The ICH is looking for a new manager for its MedDRA international regulatory terminology standards system to replace current contractor, aerospace and defence technology giant Northrop Grumman.
MedDRA, or the Medical Dictionary of Regulatory activities, contains standardised medical terminology to facilitate sharing of drug regulatory information internationally according to International Conference on Harmonisation (ICH) spokeswoman, Cornelia Meyer.
She told in-Pharmatechnologist.com that: “MedDRA is used by both regulatory authorities and the pharmaceutical industries in the ICH regions [US, Japan and EU] and increasingly beyond the ICH regions.”
“The information coded in MedDRA by the companies is shared with the regulators to meet their regulatory requirements” Meyer added.
Prior to the launch of MedDRA, no standard international regulatory terminology reference existed. Instead global drugmakers needed to understand and comply with differing terminologies such as the US FDA’s COSTART, WHO-ART, J-ART, H-ARTS, ICD-9 and ICD-9CM depending in which region they were working.
This prompted, in 1993, the European Union to develop standard terminology that could be used cross regionally, based on the UK Medicines and Healthcare Products Regulatory Agency (MHRA) existing MEDDRA programme.

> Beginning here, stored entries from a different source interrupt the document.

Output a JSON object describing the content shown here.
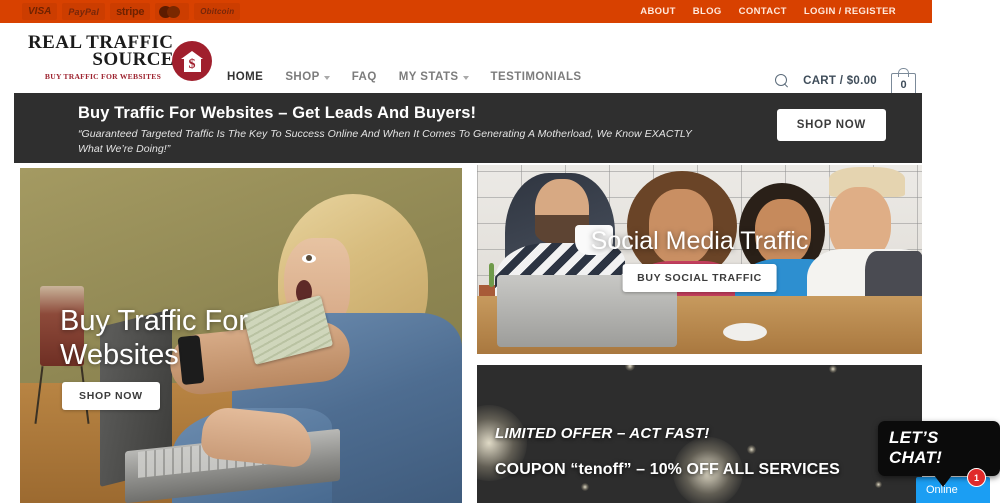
{
  "topbar": {
    "payment_badges": [
      {
        "name": "visa",
        "label": "VISA"
      },
      {
        "name": "paypal",
        "label": "PayPal"
      },
      {
        "name": "stripe",
        "label": "stripe"
      },
      {
        "name": "mastercard",
        "label": ""
      },
      {
        "name": "bitcoin",
        "label": "Obitcoin"
      }
    ],
    "links": [
      "ABOUT",
      "BLOG",
      "CONTACT",
      "LOGIN / REGISTER"
    ],
    "background": "#d84100"
  },
  "header": {
    "logo": {
      "line1": "REAL TRAFFIC",
      "line2": "SOURCE",
      "tagline": "BUY TRAFFIC FOR WEBSITES",
      "badge_symbol": "$",
      "badge_color": "#a01f2d"
    },
    "nav": [
      {
        "label": "HOME",
        "active": true,
        "dropdown": false
      },
      {
        "label": "SHOP",
        "active": false,
        "dropdown": true
      },
      {
        "label": "FAQ",
        "active": false,
        "dropdown": false
      },
      {
        "label": "MY STATS",
        "active": false,
        "dropdown": true
      },
      {
        "label": "TESTIMONIALS",
        "active": false,
        "dropdown": false
      }
    ],
    "cart": {
      "label": "CART / $0.00",
      "count": "0"
    }
  },
  "promo": {
    "heading": "Buy Traffic For Websites – Get Leads And Buyers!",
    "subheading": "“Guaranteed Targeted Traffic Is The Key To Success Online And When It Comes To Generating A Motherload, We Know EXACTLY What We’re Doing!”",
    "button": "SHOP NOW",
    "background": "#2f2f2f"
  },
  "cards": {
    "left": {
      "title": "Buy Traffic For Websites",
      "button": "SHOP NOW"
    },
    "social": {
      "title": "Social Media Traffic",
      "button": "BUY SOCIAL TRAFFIC"
    },
    "offer": {
      "line1": "LIMITED OFFER – ACT FAST!",
      "line2": "COUPON “tenoff” – 10% OFF ALL SERVICES",
      "background": "#2d2d2d"
    }
  },
  "chat": {
    "bubble": "LET’S CHAT!",
    "status": "Online",
    "badge": "1",
    "accent": "#1b9ef3",
    "badge_color": "#e02b2b"
  }
}
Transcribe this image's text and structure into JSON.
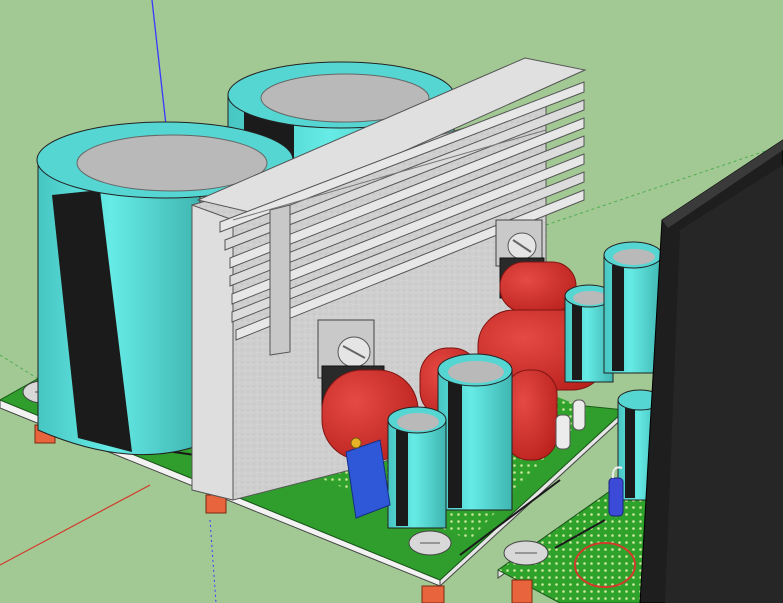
{
  "scene": {
    "kind": "3d-model-viewport",
    "subject": "pcb-power-amplifier-module",
    "colors": {
      "background": "#a2c894",
      "board": "#2f9e2c",
      "board_edge": "#f2f2f2",
      "capacitor_body": "#5ee3df",
      "capacitor_stripe": "#1b1b1b",
      "capacitor_top": "#b9b9b9",
      "heatsink": "#cfcfcf",
      "film_capacitor": "#d8302b",
      "trimmer": "#2f58d8",
      "standoff": "#e8643c",
      "transformer": "#1e1e1e",
      "axis_blue": "#3a3aff",
      "axis_red": "#d23b2c"
    }
  }
}
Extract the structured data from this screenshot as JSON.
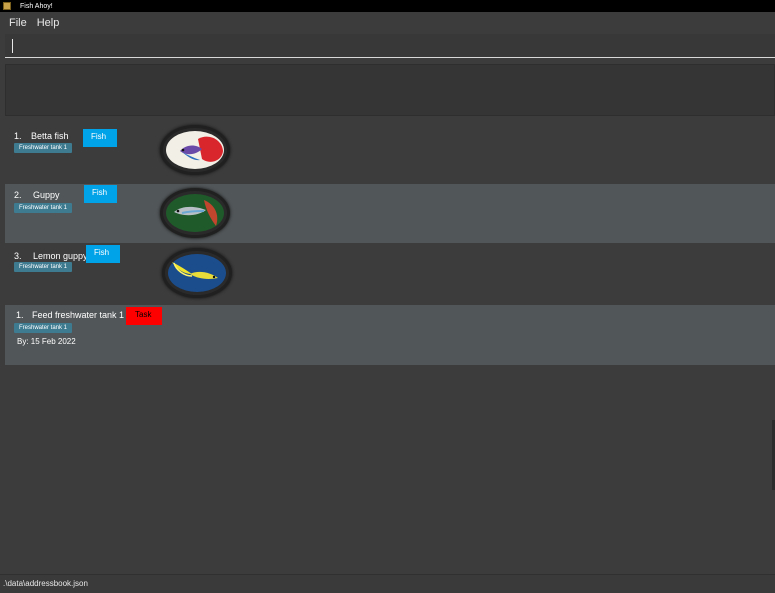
{
  "window": {
    "title": "Fish Ahoy!"
  },
  "menu": {
    "items": [
      "File",
      "Help"
    ]
  },
  "command": {
    "value": ""
  },
  "fish": [
    {
      "index": "1.",
      "name": "Betta fish",
      "type": "Fish",
      "tag": "Freshwater tank 1",
      "photo": "betta-fish-photo"
    },
    {
      "index": "2.",
      "name": "Guppy",
      "type": "Fish",
      "tag": "Freshwater tank 1",
      "photo": "guppy-photo"
    },
    {
      "index": "3.",
      "name": "Lemon guppy",
      "type": "Fish",
      "tag": "Freshwater tank 1",
      "photo": "lemon-guppy-photo"
    }
  ],
  "tasks": [
    {
      "index": "1.",
      "name": "Feed freshwater tank 1",
      "type": "Task",
      "tag": "Freshwater tank 1",
      "due": "By: 15 Feb 2022"
    }
  ],
  "status": {
    "path": ".\\data\\addressbook.json"
  },
  "colors": {
    "background": "#3c3c3c",
    "row_alt": "#515658",
    "tag": "#3e7b91",
    "fish_badge": "#00a2e8",
    "task_badge": "#ff0000"
  }
}
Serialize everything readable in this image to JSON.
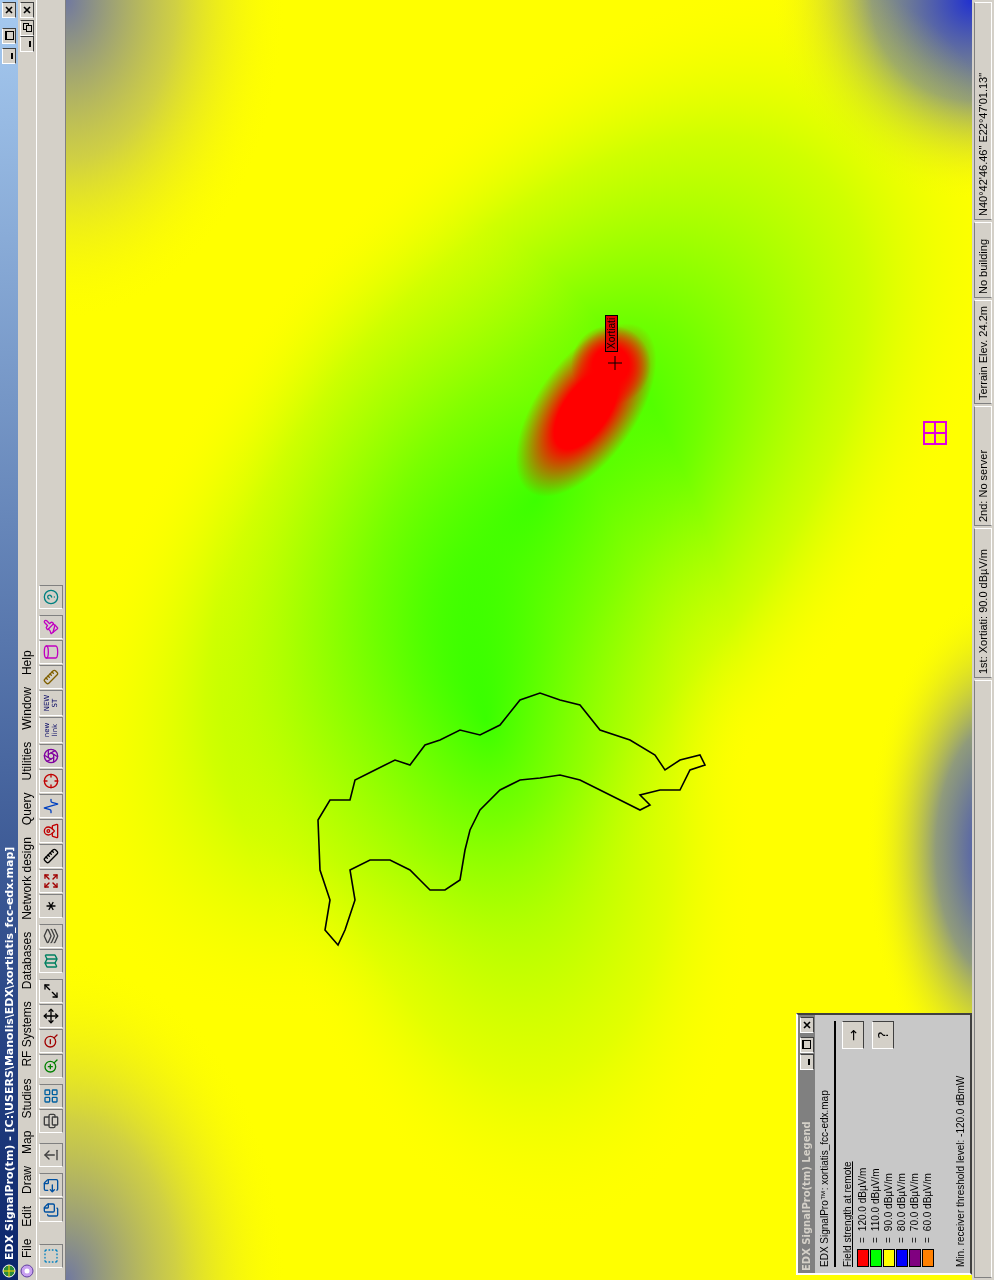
{
  "window": {
    "title": "EDX SignalPro(tm) - [C:\\USERS\\Manolis\\EDX\\xortiatis_fcc-edx.map]"
  },
  "menu": [
    "File",
    "Edit",
    "Draw",
    "Map",
    "Studies",
    "RF Systems",
    "Databases",
    "Network design",
    "Query",
    "Utilities",
    "Window",
    "Help"
  ],
  "toolbar": {
    "text_buttons": [
      "new link",
      "NEW ST"
    ]
  },
  "map": {
    "site_label": "Xortiati"
  },
  "legend": {
    "title": "EDX SignalPro(tm) Legend",
    "subtitle": "EDX SignalPro™: xortiatis_fcc-edx.map",
    "buttons": [
      "→",
      "?"
    ],
    "heading": "Field strength at remote",
    "levels": [
      {
        "color": "#ff0000",
        "sign": "=",
        "value": "120.0 dBµV/m"
      },
      {
        "color": "#00ff00",
        "sign": "=",
        "value": "110.0 dBµV/m"
      },
      {
        "color": "#ffff00",
        "sign": "=",
        "value": "90.0 dBµV/m"
      },
      {
        "color": "#0000ff",
        "sign": "=",
        "value": "80.0 dBµV/m"
      },
      {
        "color": "#800080",
        "sign": "=",
        "value": "70.0 dBµV/m"
      },
      {
        "color": "#ff8000",
        "sign": "=",
        "value": "60.0 dBµV/m"
      }
    ],
    "footer": "Min. receiver threshold level: -120.0 dBmW"
  },
  "status_bar": [
    "1st: Xortiati: 90.0 dBµV/m",
    "2nd: No server",
    "Terrain Elev. 24.2m",
    "No building",
    "N40°42'46.46\" E22°47'01.13\""
  ]
}
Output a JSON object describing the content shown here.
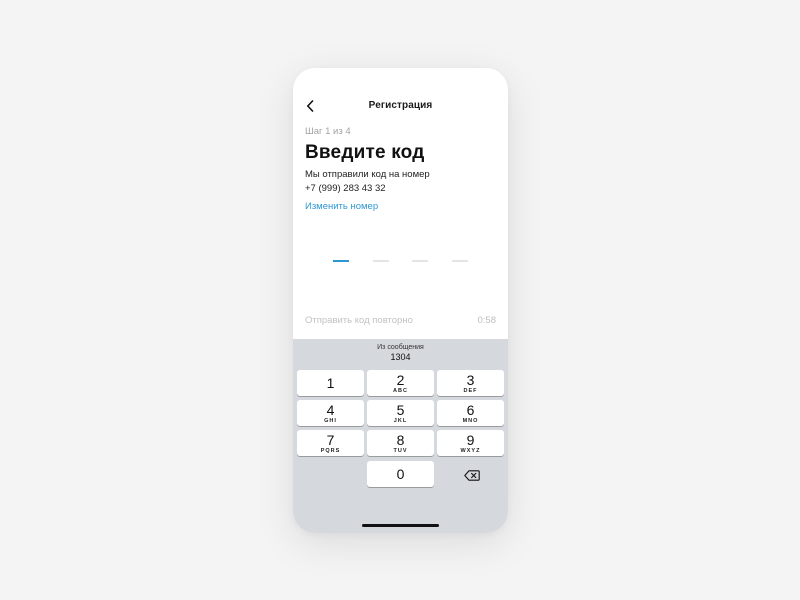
{
  "nav": {
    "title": "Регистрация",
    "back_icon": "chevron-left-icon"
  },
  "content": {
    "step": "Шаг 1 из 4",
    "heading": "Введите код",
    "subtitle_line1": "Мы отправили код на номер",
    "phone_number": "+7 (999) 283 43 32",
    "change_number": "Изменить номер",
    "code_length": 4,
    "active_slot": 1,
    "resend": "Отправить код повторно",
    "timer": "0:58"
  },
  "colors": {
    "accent": "#2f96d4",
    "keyboard_bg": "#d5d8dd",
    "muted_text": "#c2c2c2"
  },
  "keyboard": {
    "suggestion_label": "Из сообщения",
    "suggestion_code": "1304",
    "keys": [
      {
        "num": "1",
        "letters": ""
      },
      {
        "num": "2",
        "letters": "ABC"
      },
      {
        "num": "3",
        "letters": "DEF"
      },
      {
        "num": "4",
        "letters": "GHI"
      },
      {
        "num": "5",
        "letters": "JKL"
      },
      {
        "num": "6",
        "letters": "MNO"
      },
      {
        "num": "7",
        "letters": "PQRS"
      },
      {
        "num": "8",
        "letters": "TUV"
      },
      {
        "num": "9",
        "letters": "WXYZ"
      },
      {
        "num": "0",
        "letters": ""
      }
    ],
    "backspace_icon": "backspace-icon"
  }
}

The resulting MedDRA standards were adopted by the ICH in 1994 and launched in 1999.
Responsibility for managing and maintaining security of the standards, as well as the MedDRA Desktop Browser that enables users to search for regulatory terminology online in different languages, was contracted to Northrop Grumman.
War on international regulatory terminology interoperability
Although better known as a developer of aircraft, missile IT systems and contractor for the US war on drugs , Northrop also provides cybersecurity and computer interoperability services and it was these capabilities that won it the MedDRA contract according to Meyer.
She told us that: “The first MSSO [MSSO (Maintenance and Support Services Organization] services contract was awarded in coordination with the launch of MedDRA in 1999 and it has remained with the same contractor since then.
Meyer added that: “ICH has decided that a new call for tender should be undertaken to conform with good business practices and does not reflect on the performance of the current contractor.”
The ICH is accepting tenders from August 15 through to October 31, 2014.
Northrop did not respond to a request for comment.